Tem evidentemente Messi, como qualquer jogador nas mesmas circunstâncias, ou seja, livre de responsabilidades contratuais, todo o direito de exigir, negociar, escolher, optar e mudar. Foi o que Messi fez. Não precisa é de carpir as lágrimas como se estivessem a forçá-lo a fazer o que não queria. Arrisco mais: Messi já não sentia, sequer, ligação especial a este balneário do Barça, e muito menos após a saída de Luis Suárez para Madrid, e parece, legítima e naturalmente, mais forte, o apelo que lhe chega de Paris e das mais fortes amizades com Neymar, Leandro Paredes ou Di María. 

EM todo no caso, pode Messi vir a ganhar tudo no Paris Saint-Germain, e pode, se assim for, sentir-se de novo tão feliz como foi, em Barcelona, sobretudo com Guardiola, Puyol, Daniel Alves, Xavi, Iniesta, com os quais formou, entre 2009 e 2012, talvez, e muito provavelmente, a melhor equipa da história do futebol, ou mesmo com Neymar e Suarez, com quem ganhou a última Liga dos Campeões, em 2015.

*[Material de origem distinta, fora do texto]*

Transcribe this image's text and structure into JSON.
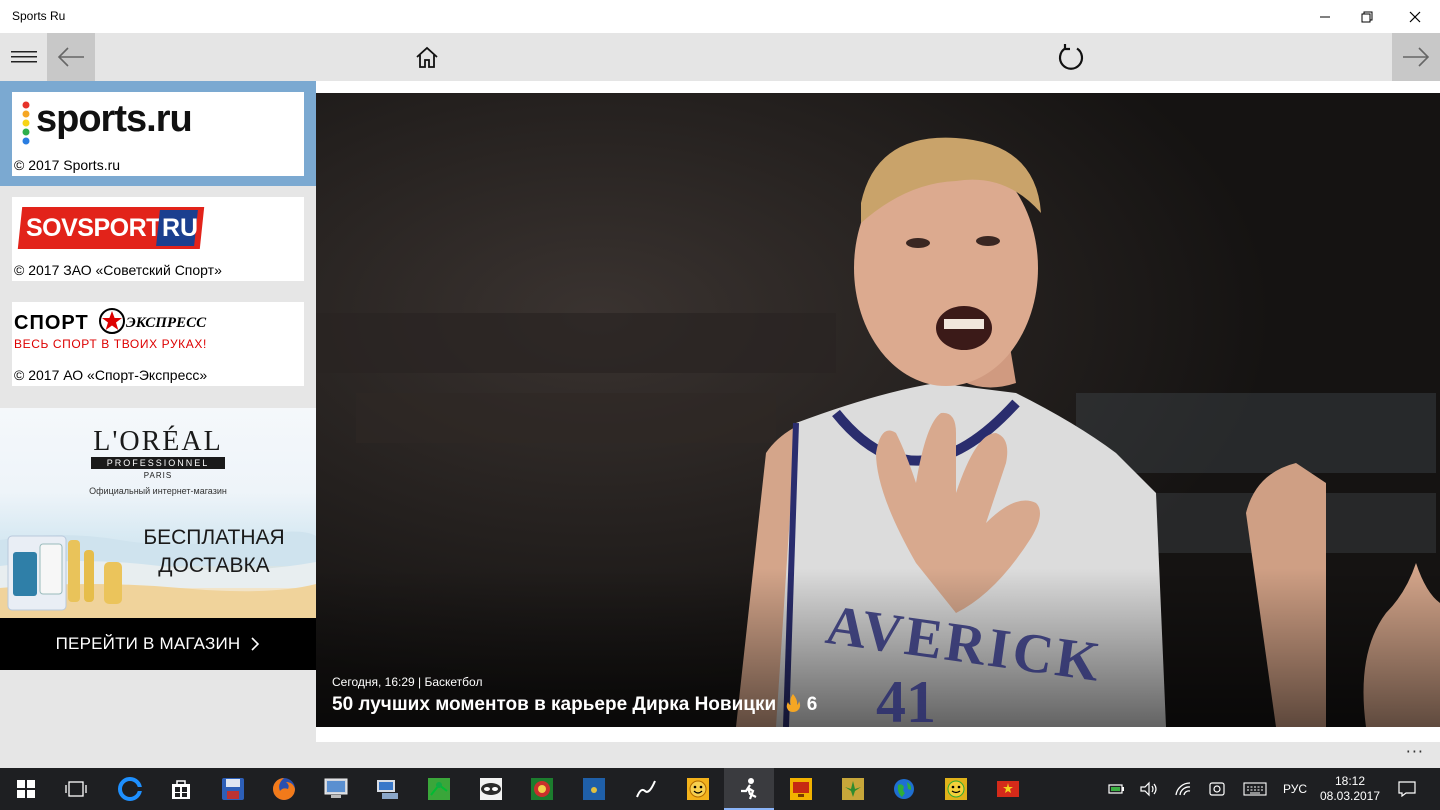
{
  "window": {
    "title": "Sports Ru",
    "minimize": "—",
    "restore": "❐",
    "close": "✕"
  },
  "toolbar": {
    "menu_icon": "hamburger-icon",
    "back_icon": "arrow-left-icon",
    "home_icon": "home-icon",
    "refresh_icon": "refresh-icon",
    "forward_icon": "arrow-right-icon"
  },
  "sources": [
    {
      "logo_text": "sports.ru",
      "copyright": "© 2017 Sports.ru",
      "selected": true
    },
    {
      "logo_text": "SOVSPORT",
      "logo_suffix": "RU",
      "copyright": "© 2017 ЗАО «Советский Спорт»",
      "selected": false
    },
    {
      "logo_text_left": "СПОРТ",
      "logo_text_right": "ЭКСПРЕСС",
      "logo_tagline": "ВЕСЬ СПОРТ В ТВОИХ РУКАХ!",
      "copyright": "© 2017 АО «Спорт-Экспресс»",
      "selected": false
    }
  ],
  "ad": {
    "brand": "L'ORÉAL",
    "brand_sub": "PROFESSIONNEL",
    "brand_city": "PARIS",
    "shop_label": "Официальный интернет-магазин",
    "offer_line1": "БЕСПЛАТНАЯ",
    "offer_line2": "ДОСТАВКА",
    "cta": "ПЕРЕЙТИ В МАГАЗИН",
    "cta_icon": "chevron-right-icon"
  },
  "article": {
    "meta": "Сегодня, 16:29  |  Баскетбол",
    "headline": "50 лучших моментов в карьере Дирка Новицки",
    "hot_icon": "flame-icon",
    "hot_count": "6",
    "jersey_text": "AVERICK",
    "jersey_number": "41"
  },
  "appbar": {
    "more": "···"
  },
  "taskbar": {
    "start_icon": "windows-start-icon",
    "taskview_icon": "task-view-icon",
    "apps": [
      "edge-icon",
      "store-icon",
      "save-app-icon",
      "firefox-icon",
      "computer-icon",
      "network-app-icon",
      "green-app-icon",
      "mask-app-icon",
      "chess-app-icon",
      "blue-app-icon",
      "pen-app-icon",
      "emoji-app-icon",
      "runner-app-icon",
      "monitor-app-icon",
      "leaf-app-icon",
      "globe-app-icon",
      "smiley-app-icon",
      "flag-app-icon"
    ],
    "tray_icons": [
      "battery-icon",
      "volume-icon",
      "wifi-icon",
      "network-tray-icon",
      "keyboard-icon"
    ],
    "language": "РУС",
    "time": "18:12",
    "date": "08.03.2017",
    "notifications_icon": "notifications-icon"
  },
  "colors": {
    "selected_source": "#7ba9d1",
    "toolbar": "#e5e5e5",
    "taskbar": "#1e1f22",
    "sovsport_red": "#e2231a"
  }
}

Pode o PSG representar, ainda, para Messi o desafio que ele, afinal, nunca teve, o de sair de casa e fazer-se ao mundo, para fazer o que ainda não foi feito na sua carreira e poder provar ao mundo do futebol que é capaz de fazer o que há muito conseguiu Cristiano Ronaldo, conseguir atingir o mesmo sucesso em diferentes clubes.
Mas apesar de tudo isso, o que dificilmente alguém conseguirá é levar os adeptos do Barcelona, mas também, acredito, muitos fãs um pouco por todo o mundo, a ignorar a ideia de que o próprio Messi se traiu, no fundo, a ele próprio, por trocar uma vida no mesmo clube por dois anos de contrato e mais umas largas dezenas de milhões de euros num principado sem alma e sem caráter, sujeitando-se, ao mesmo tempo, a deixar o Barcelona realmente por uma das mais pequenas portas, com uma Taça do Rei apenas na montra de troféus ganhos nas últimas três temporadas.
Creio que nem o Barcelona, nem o próprio Lionel Messi mereciam este triste fim!